I had an interesting experience this evening ...er...morning... on my way home from Stephie's. Those of you who know me well know that I have a tendency to not really pay attention to where I'm going when I'm driving, particularly if I'm thinking about something. I had rather a lot I was thinking about - all at the same time - lost track of where I was, and turned a bit too soon. I noticed as soon as I was halfway around the corner that it was the wrong road, and thought shoot. what have I done? I was now headed in completely the opposite direction of home, and I rather wanted to get there.
And God said, "Hap, sometimes life is like this. You think you're headed one way, and then the road will take an unexpected turn. You're still going where you're going - you are just getting there a different way."
I wanted to turn around and go back the way I'd come; I was pretty sure the way I'd meant to go home was quicker, as it led, you know... home. As opposed to the opposite direction. But God said, "No. I have something for you on this road."

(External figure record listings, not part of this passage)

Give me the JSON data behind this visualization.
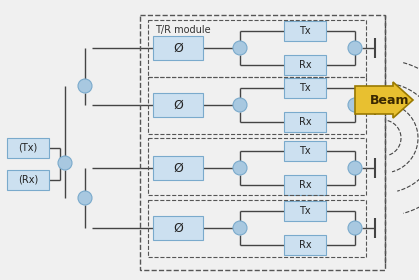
{
  "bg_color": "#f0f0f0",
  "box_fill": "#cce0f0",
  "box_edge": "#7aaacc",
  "line_color": "#444444",
  "circle_fill": "#a8c8e0",
  "circle_edge": "#7aaacc",
  "arrow_fill": "#e8c030",
  "arrow_edge": "#9a7a00",
  "dashed_color": "#555555",
  "title": "T/R module",
  "title_fontsize": 7,
  "label_fontsize": 7,
  "beam_fontsize": 9,
  "Tx_label": "Tx",
  "Rx_label": "Rx",
  "phase_label": "Ø",
  "beam_label": "Beam",
  "input_labels": [
    "(Tx)",
    "(Rx)"
  ]
}
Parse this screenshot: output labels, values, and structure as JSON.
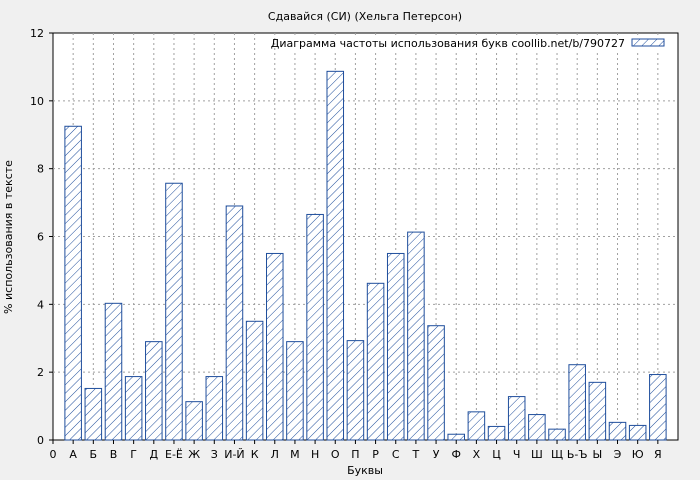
{
  "chart_data": {
    "type": "bar",
    "title": "Сдавайся (СИ) (Хельга Петерсон)",
    "xlabel": "Буквы",
    "ylabel": "% использования в тексте",
    "legend_label": "Диаграмма частоты использования букв coollib.net/b/790727",
    "legend_position": "top-right",
    "grid": true,
    "ylim": [
      0,
      12
    ],
    "yticks": [
      0,
      2,
      4,
      6,
      8,
      10,
      12
    ],
    "categories": [
      "0",
      "А",
      "Б",
      "В",
      "Г",
      "Д",
      "Е-Ё",
      "Ж",
      "З",
      "И-Й",
      "К",
      "Л",
      "М",
      "Н",
      "О",
      "П",
      "Р",
      "С",
      "Т",
      "У",
      "Ф",
      "Х",
      "Ц",
      "Ч",
      "Ш",
      "Щ",
      "Ь-Ъ",
      "Ы",
      "Э",
      "Ю",
      "Я"
    ],
    "values": [
      0,
      9.25,
      1.52,
      4.03,
      1.87,
      2.9,
      7.57,
      1.13,
      1.87,
      6.9,
      3.5,
      5.5,
      2.9,
      6.65,
      10.87,
      2.93,
      4.62,
      5.5,
      6.13,
      3.37,
      0.17,
      0.83,
      0.4,
      1.28,
      0.75,
      0.32,
      2.22,
      1.7,
      0.52,
      0.43,
      1.93
    ],
    "colors": {
      "bar_stroke": "#1f4e9c",
      "hatch": "#1f4e9c",
      "bar_fill": "#ffffff",
      "plot_bg": "#ffffff",
      "grid": "#a0a0a0",
      "page_bg": "#f0f0f0"
    }
  }
}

So I kept driving. Looking at the clock. Wondering what on earth I was doing, driving the "wrong" way at 12:30am and wondering if this really was God, or if I was being an idiot. Finally I came to the intersection towards the end of this road where I could turn onto the road that would take me home. And the light was red.
Now the interesting thing about this particular intersection is that there's train tracks that run through it, so you have to stop on this side of the train tracks before you get to the actual intersection. So here I am, sitting at a red light behind empty train tracks, looking yards ahead to the intersection I need to turn left through, and watching the occasional car go through it... and the light I am facing stays red.
For a really, really, really long time.
I started to get a little impatient. I started to get a little annoyed. And the guy behind me started to honk at me. At which point I said, out loud (because, of course, talking to the people in other cars that annoy you is ever so helpful), "The light is red! It's not like I can do anything about it! Seriously...." And I gave up. And sat there, while people around me got antsy.
And then the light turned green.
And it seemed to me, right then, to be the perfect metaphor for my life. In so many areas, I feel like I was headed one way, and ended up taking a "wrong" turn somewhere (a turn that may not have been as wrong as I'd thought) - but now I am sitting at a ridiculously long red light, wondering what in the world I am doing here anyway, and waiting for the light to change - yet somehow still certain that in spite of the oddness of this moment, it is, for some reason, exactly where I should be just now...
I don't know what to make of that.
But here I sit. Waiting for the light to change.
And I imagine that as I wait here, the Light will change me.